Je begeisterter er sprach, desto skeptischer wurde ich. Hundert Mark für diese abgelaufenen Sandalen, die gerade die Hälfte gekostet hatten, und das hier, wo 100.- Mark ein kleines Vermögen waren? Der Redefluss, mit dem der junge Mann auf meine Zurückhaltung reagierte, verstärkte diese nur noch. Verwundert und ungläubig nahm Mamadou, so hatte er sich zwischendurch vorgestellt, meine Weigerung auf, gleich jetzt mit ihm zur Quelle dieses unverhofften Reichtums zu gehen. Ich muss gestehen, dass ich einen Moment tatsächlich dachte, wie jetzt schnell 100.- Mark zu machen wären. Gleichzeitig konnte ich mir gut vorstellen, wie sich die Situation in der Werkstatt des Vaters ganz anders darstellen würde. Ich stellte mir lebhaft das Staunen des Vaters, aller Mitarbeiter und Anwesenden vor über dieses Missverständnis meinerseits, über meine plötzliche Weigerung, seine aus Elefantenhaut handgeschnitzten Sandalen mit Goldverzierung nicht mehr für den Spottpreis von 100.-Mark kaufen zu wollen, wie ich es doch eben noch seinem Sohn, der dazu eifrig mit dem Kopf nicken würde, zugesagt hätte. Und wie ich unter dem Druck der Situation wenn schon nicht die hässlichen Sandalen, dann ein anderes, kleineres, aber ebenso überteuertes Teil aus dem Angebot kaufen würde. Eigentlich war ich ganz sicher, dort gleich um die Ecke alles andere vorzufinden als einen auf deutsche Sandalenwracks wartenden senegalesischen Schuhmachermeister. In einer anderen als der etwas gestressten Stimmung heute hätte die Neugier gesiegt, doch so ließ ich einen ungläubig blickenden Mamadou an jener Ecke zurück, an der es für einen sandalentragenden Weißen so einfach gewesen wäre, hundert Mark zu verdienen ...
Tricks II
Ich biege um die Ecke der Hauptpost in Dakar, schlängle mich durch eine Gruppe junger Männer, die müßig herumstehen, und hoffe, dass das Wechseln der Travellerschecks in der Bank einigermaßen zügig verlaufen wird.
Da höre ich eine Stimme hinter mir: "Monsieur! S'il vous plaît!" Die üblichen Verkaufsangebote erwartend, reagiere ich nicht, doch dann ist der junge Mann neben mir und beginnt mir eifrig zu erklären, was eben, unbeachtet von mir, passiert sei.

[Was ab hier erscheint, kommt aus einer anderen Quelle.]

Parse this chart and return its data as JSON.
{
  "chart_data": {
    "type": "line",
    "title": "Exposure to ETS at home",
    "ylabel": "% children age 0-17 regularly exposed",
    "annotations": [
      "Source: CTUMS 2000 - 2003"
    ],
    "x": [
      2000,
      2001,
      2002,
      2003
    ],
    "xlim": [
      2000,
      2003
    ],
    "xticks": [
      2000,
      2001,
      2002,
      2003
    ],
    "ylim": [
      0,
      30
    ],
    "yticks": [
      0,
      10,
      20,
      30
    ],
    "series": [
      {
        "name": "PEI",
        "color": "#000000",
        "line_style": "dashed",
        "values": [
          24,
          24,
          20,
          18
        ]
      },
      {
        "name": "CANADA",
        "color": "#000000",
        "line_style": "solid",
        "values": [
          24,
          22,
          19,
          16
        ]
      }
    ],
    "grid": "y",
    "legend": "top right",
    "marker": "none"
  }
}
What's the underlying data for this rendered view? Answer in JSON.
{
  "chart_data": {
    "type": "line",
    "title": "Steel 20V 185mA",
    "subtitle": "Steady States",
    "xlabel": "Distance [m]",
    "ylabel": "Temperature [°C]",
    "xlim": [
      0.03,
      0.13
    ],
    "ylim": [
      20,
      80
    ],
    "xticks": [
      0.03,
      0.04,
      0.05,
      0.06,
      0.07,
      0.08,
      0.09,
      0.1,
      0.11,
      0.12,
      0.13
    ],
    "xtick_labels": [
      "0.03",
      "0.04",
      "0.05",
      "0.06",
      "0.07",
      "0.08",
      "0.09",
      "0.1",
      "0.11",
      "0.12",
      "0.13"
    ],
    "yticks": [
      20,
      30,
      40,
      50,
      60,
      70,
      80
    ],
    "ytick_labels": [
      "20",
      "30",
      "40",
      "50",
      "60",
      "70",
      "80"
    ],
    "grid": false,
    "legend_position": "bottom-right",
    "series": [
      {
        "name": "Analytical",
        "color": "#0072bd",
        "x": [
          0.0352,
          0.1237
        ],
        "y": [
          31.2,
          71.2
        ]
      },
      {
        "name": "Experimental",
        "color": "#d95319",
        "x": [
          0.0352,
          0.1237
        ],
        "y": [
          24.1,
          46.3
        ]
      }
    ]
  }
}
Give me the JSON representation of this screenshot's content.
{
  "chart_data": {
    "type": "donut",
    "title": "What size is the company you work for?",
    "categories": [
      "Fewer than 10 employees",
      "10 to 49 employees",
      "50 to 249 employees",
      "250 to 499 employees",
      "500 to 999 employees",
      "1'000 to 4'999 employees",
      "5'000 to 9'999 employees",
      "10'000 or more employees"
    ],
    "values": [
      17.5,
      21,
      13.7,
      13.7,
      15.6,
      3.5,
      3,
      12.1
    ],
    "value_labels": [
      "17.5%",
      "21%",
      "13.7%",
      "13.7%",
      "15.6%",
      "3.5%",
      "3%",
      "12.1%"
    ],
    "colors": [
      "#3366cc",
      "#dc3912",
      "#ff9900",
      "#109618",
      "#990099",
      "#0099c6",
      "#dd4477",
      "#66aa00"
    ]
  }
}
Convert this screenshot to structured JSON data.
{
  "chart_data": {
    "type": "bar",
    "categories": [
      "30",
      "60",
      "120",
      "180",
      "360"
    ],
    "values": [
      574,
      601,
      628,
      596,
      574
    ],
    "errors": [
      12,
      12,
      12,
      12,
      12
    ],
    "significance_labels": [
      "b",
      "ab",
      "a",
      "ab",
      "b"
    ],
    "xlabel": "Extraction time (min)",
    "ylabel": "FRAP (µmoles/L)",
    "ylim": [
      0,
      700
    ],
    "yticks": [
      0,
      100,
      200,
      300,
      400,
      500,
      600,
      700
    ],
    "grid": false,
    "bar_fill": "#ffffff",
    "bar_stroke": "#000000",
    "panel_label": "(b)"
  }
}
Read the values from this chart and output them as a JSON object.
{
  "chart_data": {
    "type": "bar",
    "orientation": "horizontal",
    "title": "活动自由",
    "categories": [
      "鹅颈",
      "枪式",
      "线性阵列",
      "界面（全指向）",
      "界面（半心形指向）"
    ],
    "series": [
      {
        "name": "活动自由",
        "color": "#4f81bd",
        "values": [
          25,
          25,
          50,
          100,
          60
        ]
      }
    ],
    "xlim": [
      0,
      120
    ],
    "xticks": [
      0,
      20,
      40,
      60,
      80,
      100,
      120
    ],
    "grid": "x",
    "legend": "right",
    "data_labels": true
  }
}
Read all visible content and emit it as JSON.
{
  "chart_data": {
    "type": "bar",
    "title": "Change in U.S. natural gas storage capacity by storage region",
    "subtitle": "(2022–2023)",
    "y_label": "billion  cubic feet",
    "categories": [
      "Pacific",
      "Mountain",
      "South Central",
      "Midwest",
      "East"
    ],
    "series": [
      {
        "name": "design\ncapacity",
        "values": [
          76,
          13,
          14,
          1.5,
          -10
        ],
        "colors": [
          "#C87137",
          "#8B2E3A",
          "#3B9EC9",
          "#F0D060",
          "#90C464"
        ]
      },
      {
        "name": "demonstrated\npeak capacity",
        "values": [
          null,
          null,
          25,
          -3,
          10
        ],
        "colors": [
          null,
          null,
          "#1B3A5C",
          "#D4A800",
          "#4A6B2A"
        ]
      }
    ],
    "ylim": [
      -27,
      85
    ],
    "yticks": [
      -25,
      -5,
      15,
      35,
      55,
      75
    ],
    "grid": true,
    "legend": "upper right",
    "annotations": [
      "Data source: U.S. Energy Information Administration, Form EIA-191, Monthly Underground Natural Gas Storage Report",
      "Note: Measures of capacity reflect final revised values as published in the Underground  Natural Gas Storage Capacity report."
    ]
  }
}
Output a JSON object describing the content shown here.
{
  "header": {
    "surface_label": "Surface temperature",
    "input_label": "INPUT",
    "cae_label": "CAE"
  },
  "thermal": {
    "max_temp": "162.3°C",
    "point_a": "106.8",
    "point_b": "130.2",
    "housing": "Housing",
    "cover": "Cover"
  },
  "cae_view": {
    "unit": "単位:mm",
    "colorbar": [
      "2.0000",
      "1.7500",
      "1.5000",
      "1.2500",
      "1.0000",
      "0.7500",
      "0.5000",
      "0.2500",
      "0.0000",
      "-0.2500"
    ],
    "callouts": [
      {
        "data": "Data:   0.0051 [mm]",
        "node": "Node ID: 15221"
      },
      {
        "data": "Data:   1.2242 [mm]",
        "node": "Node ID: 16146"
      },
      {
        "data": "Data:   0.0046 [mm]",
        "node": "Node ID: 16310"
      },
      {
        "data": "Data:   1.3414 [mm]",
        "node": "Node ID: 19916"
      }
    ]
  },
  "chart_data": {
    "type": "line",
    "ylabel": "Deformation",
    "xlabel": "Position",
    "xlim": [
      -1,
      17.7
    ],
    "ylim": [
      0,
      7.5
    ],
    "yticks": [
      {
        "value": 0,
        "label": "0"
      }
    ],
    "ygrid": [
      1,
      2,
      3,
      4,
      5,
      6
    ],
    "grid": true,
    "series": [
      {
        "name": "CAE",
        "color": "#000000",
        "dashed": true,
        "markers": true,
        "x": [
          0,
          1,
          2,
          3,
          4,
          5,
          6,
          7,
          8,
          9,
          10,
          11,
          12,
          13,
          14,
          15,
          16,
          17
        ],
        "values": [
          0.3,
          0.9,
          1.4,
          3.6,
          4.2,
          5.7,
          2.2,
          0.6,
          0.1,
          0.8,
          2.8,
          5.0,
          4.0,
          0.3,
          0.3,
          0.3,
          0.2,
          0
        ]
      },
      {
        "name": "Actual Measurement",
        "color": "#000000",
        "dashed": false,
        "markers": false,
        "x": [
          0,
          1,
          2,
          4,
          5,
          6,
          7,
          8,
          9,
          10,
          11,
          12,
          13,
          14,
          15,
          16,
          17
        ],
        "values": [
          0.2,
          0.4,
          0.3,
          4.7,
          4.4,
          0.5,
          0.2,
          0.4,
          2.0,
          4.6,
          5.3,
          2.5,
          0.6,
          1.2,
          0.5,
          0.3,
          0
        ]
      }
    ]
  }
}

Als ich nämlich durch die dicht stehende Gruppe gegangen sei, hätte ich ihn angestoßen und da sei seine Ampulle mit der Medizin heruntergefallen und zerbrochen. Er sei gerade von der Apotheke gekommen, wo er sich immer das Medikament holen müsse. Es sei Interferon, ein teures Medikament, und er brauche es täglich. Und jetzt sei die Ampulle kaputt; er zeigt mir auf seiner Handfläche einige kleine Scherben: kaputtes Glas. Ich bin völlig überrascht, weiß nicht gleich, was ich sagen soll, tatsächlich hatte ich beim Passieren der Gruppe eine leichte Berührung mit einem der Männer; es ist fast unmöglich, im Gedränge nicht gelegentlich jemanden anzustoßen. Es war kein Stoß, und dass etwas heruntergefallen ist, hatte ich nicht bemerkt.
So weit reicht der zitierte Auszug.